External attack surface management refers to the processes and technology required to discover extroverted assets and effectively manage their vulnerabilities. Examples include servers, credentials, and incorrect cloud configuration that can be exploited by attackers.
Threat actors seek the path of least resistance to enter the organization. They examine and test the attack surface almost continuously until they find a path that provides little resistance. Organizations also need to explore the entire IT ecosystem using an external attack surface perspective.
External attack surface management requires organizations to continually discover, assess and prioritize the risk of all attack surfaces and remediate them.
What are the Key Elements for External Attack Surface Management and Protection?
- Digital footprint discovery: The first step for external attack surface management is to identify all of the organization’s assets that are exposed to the internet. Like websites, IPs, domains, SSL certificates, and cloud services. Companies have many assets that they do not know or forget, as well as assets that they know and manage. Any asset that is forgotten or not configured for security poses a risk to companies.
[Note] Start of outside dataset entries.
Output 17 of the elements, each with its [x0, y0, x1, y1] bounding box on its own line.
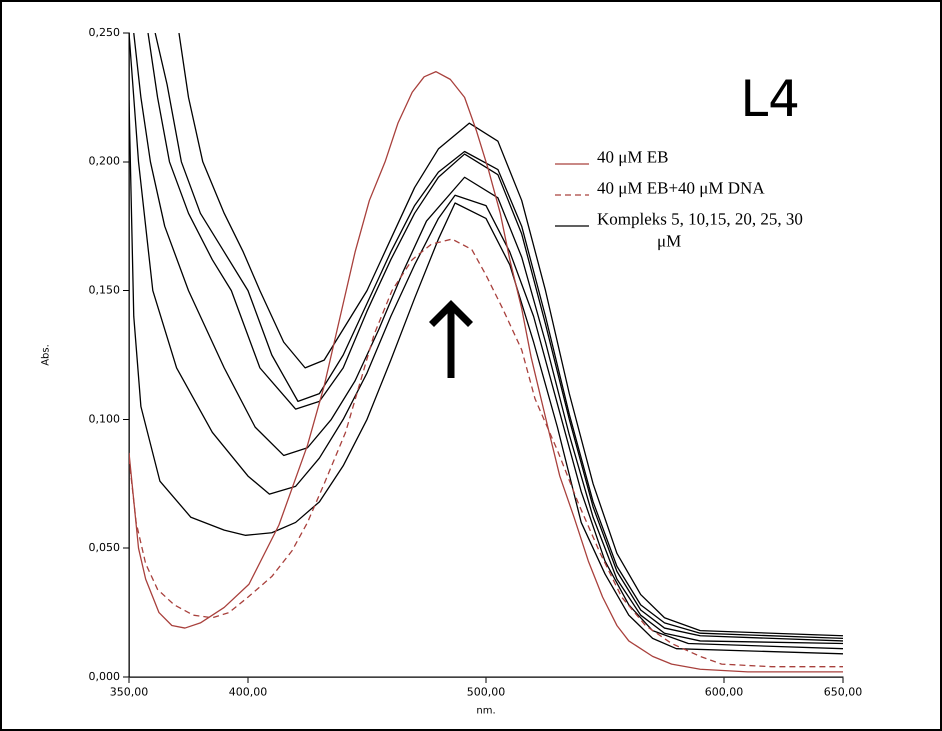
y-tick-label: 0,150	[88, 283, 120, 296]
legend-label: 40 μM EB+40 μM DNA	[597, 178, 766, 198]
y-tick-label: 0,200	[88, 154, 120, 168]
y-axis-title: Abs.	[40, 344, 52, 366]
x-tick-label: 500,00	[466, 685, 506, 698]
y-tick-label: 0,050	[88, 541, 120, 554]
y-tick-label: 0,250	[88, 26, 120, 39]
y-tick-label: 0,100	[88, 412, 120, 426]
x-axis-title: nm.	[476, 706, 496, 717]
y-tick-label: 0,000	[88, 670, 120, 683]
x-tick-label: 400,00	[228, 685, 268, 698]
x-tick-label: 600,00	[704, 685, 744, 698]
annotation: L4	[740, 70, 800, 128]
legend-label: Kompleks 5, 10,15, 20, 25, 30 μM	[597, 209, 803, 250]
x-tick-label: 350,00	[110, 685, 148, 698]
legend-label: 40 μM EB	[597, 147, 668, 166]
x-tick-label: 650,00	[824, 685, 862, 698]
- Asset inventory and classification: It is important to understand exactly which business unit, subsidiary, or third-party vendor each asset disclosed belongs to and how it is networked. Creating an accurately classified inventory is essential for responsible individuals who want quick access to the assets they manage.
- Evaluation: After discovering the assets in your IT ecosystem, it is necessary to evaluate them for risks. Attackers need only one opportunity. These; misconfigured assets, network architecture flaws, data vulnerabilities, authentication and encryption weaknesses, or any other risk, including common vulnerabilities and CVEs. Detect them on the external attack surface using multiple security testing techniques and then correlate the results to identify attack vectors that threat actors can use.
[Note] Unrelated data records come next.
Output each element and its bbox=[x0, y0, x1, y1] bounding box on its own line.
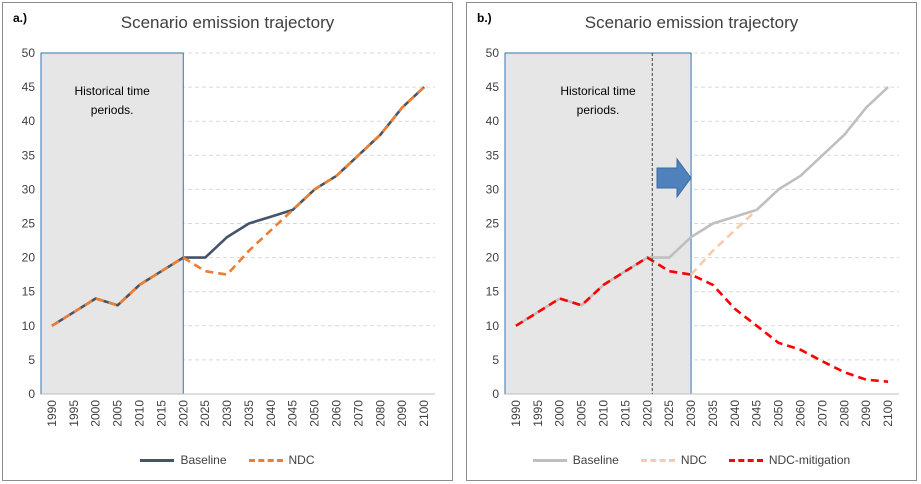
y-tick-label: 45 bbox=[22, 80, 36, 94]
x-tick-label: 2025 bbox=[198, 400, 212, 427]
legend-swatch bbox=[532, 458, 567, 462]
annotation-text: periods. bbox=[577, 103, 620, 117]
panel-label: b.) bbox=[477, 11, 492, 25]
y-tick-label: 10 bbox=[22, 319, 36, 333]
x-tick-label: 1990 bbox=[45, 400, 59, 427]
y-tick-label: 50 bbox=[486, 46, 500, 60]
x-tick-label: 2045 bbox=[750, 400, 764, 427]
y-tick-label: 20 bbox=[486, 251, 500, 265]
x-tick-label: 2035 bbox=[242, 400, 256, 427]
legend-swatch bbox=[140, 458, 175, 462]
x-tick-label: 2060 bbox=[794, 400, 808, 427]
legend: Baseline NDC bbox=[3, 453, 452, 467]
x-tick-label: 2050 bbox=[772, 400, 786, 427]
legend-item-baseline: Baseline bbox=[532, 453, 619, 467]
x-tick-label: 2090 bbox=[859, 400, 873, 427]
legend-label: NDC-mitigation bbox=[768, 453, 851, 467]
series-line-ndc bbox=[51, 86, 425, 327]
series-line-ndc bbox=[690, 208, 758, 276]
y-tick-label: 40 bbox=[22, 114, 36, 128]
y-tick-label: 35 bbox=[486, 148, 500, 162]
x-tick-label: 2000 bbox=[89, 400, 103, 427]
y-tick-label: 50 bbox=[22, 46, 36, 60]
x-tick-label: 2080 bbox=[837, 400, 851, 427]
chart-title: Scenario emission trajectory bbox=[120, 13, 335, 32]
x-tick-label: 2070 bbox=[351, 400, 365, 427]
x-tick-label: 2025 bbox=[662, 400, 676, 427]
x-tick-label: 2040 bbox=[264, 400, 278, 427]
y-tick-label: 5 bbox=[28, 353, 35, 367]
x-tick-label: 2040 bbox=[728, 400, 742, 427]
legend-swatch bbox=[248, 458, 283, 462]
y-tick-label: 5 bbox=[492, 353, 499, 367]
y-tick-label: 40 bbox=[486, 114, 500, 128]
annotation-text: Historical time bbox=[74, 84, 150, 98]
x-tick-label: 2090 bbox=[395, 400, 409, 427]
y-tick-label: 0 bbox=[492, 387, 499, 401]
x-tick-label: 2030 bbox=[220, 400, 234, 427]
historical-period-box bbox=[40, 52, 184, 395]
x-tick-label: 2050 bbox=[308, 400, 322, 427]
x-tick-label: 2080 bbox=[373, 400, 387, 427]
chart-panel-b: b.) Scenario emission trajectory 0 5 10 15 2… bbox=[466, 2, 917, 481]
annotation-text: Historical time bbox=[560, 84, 636, 98]
x-tick-label: 2000 bbox=[553, 400, 567, 427]
y-tick-label: 15 bbox=[486, 285, 500, 299]
x-tick-label: 2020 bbox=[640, 400, 654, 427]
y-tick-label: 35 bbox=[22, 148, 36, 162]
chart-title: Scenario emission trajectory bbox=[584, 13, 799, 32]
historical-period-box bbox=[504, 52, 692, 395]
y-tick-label: 10 bbox=[486, 319, 500, 333]
annotation-text: periods. bbox=[91, 103, 134, 117]
legend-item-baseline: Baseline bbox=[140, 453, 227, 467]
legend-item-ndc-mitigation: NDC-mitigation bbox=[728, 453, 851, 467]
y-tick-label: 20 bbox=[22, 251, 36, 265]
x-tick-label: 1990 bbox=[509, 400, 523, 427]
legend-label: NDC bbox=[680, 453, 707, 467]
x-tick-label: 2035 bbox=[706, 400, 720, 427]
x-tick-label: 2005 bbox=[111, 400, 125, 427]
y-tick-label: 25 bbox=[486, 217, 500, 231]
chart-panel-a: a.) Scenario emission trajectory 0 5 10 15 2… bbox=[2, 2, 453, 481]
right-arrow-icon bbox=[656, 157, 692, 199]
legend-item-ndc: NDC bbox=[640, 453, 707, 467]
y-tick-label: 45 bbox=[486, 80, 500, 94]
x-tick-label: 2045 bbox=[286, 400, 300, 427]
legend-label: Baseline bbox=[180, 453, 227, 467]
x-tick-label: 2030 bbox=[684, 400, 698, 427]
x-tick-label: 2100 bbox=[417, 400, 431, 427]
legend: Baseline NDC NDC-mitigation bbox=[467, 453, 916, 467]
legend-item-ndc: NDC bbox=[248, 453, 315, 467]
x-tick-label: 2015 bbox=[618, 400, 632, 427]
legend-swatch bbox=[728, 458, 763, 462]
legend-label: NDC bbox=[288, 453, 315, 467]
y-tick-label: 0 bbox=[28, 387, 35, 401]
x-tick-label: 2005 bbox=[575, 400, 589, 427]
legend-swatch bbox=[640, 458, 675, 462]
legend-label: Baseline bbox=[572, 453, 619, 467]
x-tick-label: 2015 bbox=[154, 400, 168, 427]
y-tick-label: 25 bbox=[22, 217, 36, 231]
series-line-ndc-mitigation bbox=[515, 256, 889, 383]
x-tick-label: 1995 bbox=[531, 400, 545, 427]
x-tick-label: 2010 bbox=[597, 400, 611, 427]
y-tick-label: 30 bbox=[486, 182, 500, 196]
x-tick-label: 2020 bbox=[176, 400, 190, 427]
x-tick-label: 2100 bbox=[881, 400, 895, 427]
x-tick-label: 2070 bbox=[815, 400, 829, 427]
panel-label: a.) bbox=[13, 11, 28, 25]
x-tick-label: 1995 bbox=[67, 400, 81, 427]
y-tick-label: 15 bbox=[22, 285, 36, 299]
x-tick-label: 2060 bbox=[330, 400, 344, 427]
y-tick-label: 30 bbox=[22, 182, 36, 196]
x-tick-label: 2010 bbox=[133, 400, 147, 427]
- Prioritization: Risks on the external attack surface must be prioritized. Prioritizing makes it possible to know where to focus first. Without prioritization, it is nearly impossible to manage the volume of security issues and alerts organizations face. The goal is to reduce false positives and increase the productivity of the team. Correcting risks such as misconfigurations, open ports, and unpatched vulnerabilities in an order of urgency, severity, and risk is vital to achieving this goal.
- Continuous security monitoring/Fixing – Needs improvement: The assets of organizations are increasing and being updated day by day. As the digital asset inventory grows, it is difficult to keep track of updated assets. In addition, there are many 3rd party applications running on assets, and security vulnerabilities that can be easily exploited are published in these applications every day. Therefore, it is necessary to ensure 24/7 monitoring of digital assets for newly discovered vulnerabilities and misconfigurations.
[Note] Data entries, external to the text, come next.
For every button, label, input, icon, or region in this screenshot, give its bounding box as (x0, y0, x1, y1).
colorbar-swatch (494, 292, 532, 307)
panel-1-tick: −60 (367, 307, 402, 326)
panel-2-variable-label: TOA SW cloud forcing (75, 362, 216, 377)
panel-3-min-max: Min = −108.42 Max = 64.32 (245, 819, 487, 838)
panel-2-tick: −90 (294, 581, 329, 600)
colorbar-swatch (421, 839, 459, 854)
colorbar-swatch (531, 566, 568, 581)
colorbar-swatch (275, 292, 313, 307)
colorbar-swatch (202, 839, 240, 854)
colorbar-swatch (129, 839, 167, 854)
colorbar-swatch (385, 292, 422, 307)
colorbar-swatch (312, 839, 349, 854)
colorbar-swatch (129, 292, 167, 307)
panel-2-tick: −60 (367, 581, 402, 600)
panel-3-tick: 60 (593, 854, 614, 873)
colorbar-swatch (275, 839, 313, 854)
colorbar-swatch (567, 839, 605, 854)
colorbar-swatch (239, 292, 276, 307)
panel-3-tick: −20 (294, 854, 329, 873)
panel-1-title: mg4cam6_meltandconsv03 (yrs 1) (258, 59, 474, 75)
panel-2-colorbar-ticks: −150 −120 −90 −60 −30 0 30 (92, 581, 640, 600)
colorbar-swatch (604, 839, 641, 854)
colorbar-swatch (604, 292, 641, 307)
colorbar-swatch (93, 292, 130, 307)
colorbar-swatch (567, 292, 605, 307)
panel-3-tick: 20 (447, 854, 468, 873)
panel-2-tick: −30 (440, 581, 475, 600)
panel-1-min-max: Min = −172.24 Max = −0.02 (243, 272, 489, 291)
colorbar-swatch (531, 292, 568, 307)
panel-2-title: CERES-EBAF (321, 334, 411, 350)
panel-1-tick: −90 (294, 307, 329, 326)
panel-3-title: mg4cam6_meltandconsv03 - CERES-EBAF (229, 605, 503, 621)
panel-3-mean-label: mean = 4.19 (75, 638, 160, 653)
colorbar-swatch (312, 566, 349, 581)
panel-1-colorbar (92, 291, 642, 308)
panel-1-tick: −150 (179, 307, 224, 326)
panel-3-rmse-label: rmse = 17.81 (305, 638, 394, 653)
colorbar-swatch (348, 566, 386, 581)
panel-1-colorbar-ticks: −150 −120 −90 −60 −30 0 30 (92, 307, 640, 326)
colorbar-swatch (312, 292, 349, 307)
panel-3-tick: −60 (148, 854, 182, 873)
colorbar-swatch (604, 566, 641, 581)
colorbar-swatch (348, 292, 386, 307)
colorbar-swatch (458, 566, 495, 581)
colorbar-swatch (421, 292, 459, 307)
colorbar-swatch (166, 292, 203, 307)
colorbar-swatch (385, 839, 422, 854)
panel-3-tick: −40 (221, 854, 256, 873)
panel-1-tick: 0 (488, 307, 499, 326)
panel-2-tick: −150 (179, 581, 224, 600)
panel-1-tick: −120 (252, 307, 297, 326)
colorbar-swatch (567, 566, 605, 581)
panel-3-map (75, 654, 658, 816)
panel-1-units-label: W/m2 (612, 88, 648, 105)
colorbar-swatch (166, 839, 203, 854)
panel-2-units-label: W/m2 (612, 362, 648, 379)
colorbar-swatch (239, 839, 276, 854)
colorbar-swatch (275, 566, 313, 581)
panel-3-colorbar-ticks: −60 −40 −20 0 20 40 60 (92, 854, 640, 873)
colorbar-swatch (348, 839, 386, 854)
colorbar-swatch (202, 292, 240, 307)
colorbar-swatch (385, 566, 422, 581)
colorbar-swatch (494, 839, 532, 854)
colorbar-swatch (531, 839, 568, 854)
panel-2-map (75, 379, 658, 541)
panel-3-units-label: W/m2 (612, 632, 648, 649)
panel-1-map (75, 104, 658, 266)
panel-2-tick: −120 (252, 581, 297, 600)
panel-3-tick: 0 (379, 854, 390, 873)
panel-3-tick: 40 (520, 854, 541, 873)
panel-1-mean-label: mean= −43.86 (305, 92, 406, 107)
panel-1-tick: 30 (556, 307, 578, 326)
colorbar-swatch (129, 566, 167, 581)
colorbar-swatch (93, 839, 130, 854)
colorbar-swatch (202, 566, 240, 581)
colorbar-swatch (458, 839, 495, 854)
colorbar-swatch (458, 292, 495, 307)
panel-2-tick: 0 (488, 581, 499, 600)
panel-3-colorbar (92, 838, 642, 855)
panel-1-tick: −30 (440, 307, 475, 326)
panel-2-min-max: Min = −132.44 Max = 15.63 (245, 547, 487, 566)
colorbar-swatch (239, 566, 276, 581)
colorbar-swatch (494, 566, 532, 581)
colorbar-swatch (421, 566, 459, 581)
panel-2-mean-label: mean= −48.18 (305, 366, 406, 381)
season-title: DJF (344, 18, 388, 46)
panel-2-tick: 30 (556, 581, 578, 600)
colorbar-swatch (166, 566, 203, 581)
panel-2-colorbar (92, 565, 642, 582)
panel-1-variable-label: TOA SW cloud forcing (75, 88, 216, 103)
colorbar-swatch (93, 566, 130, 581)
Refinement is critical to attack surface protection, so making remediation functional is an essential element of effective external attack surface management.
Often IT operations teams are tasked with improvement. To accelerate remediation workflows, security teams must provide remediation guidance and actionable evidence for each identified risk. This allows operations teams to make corrections with little or no additional research.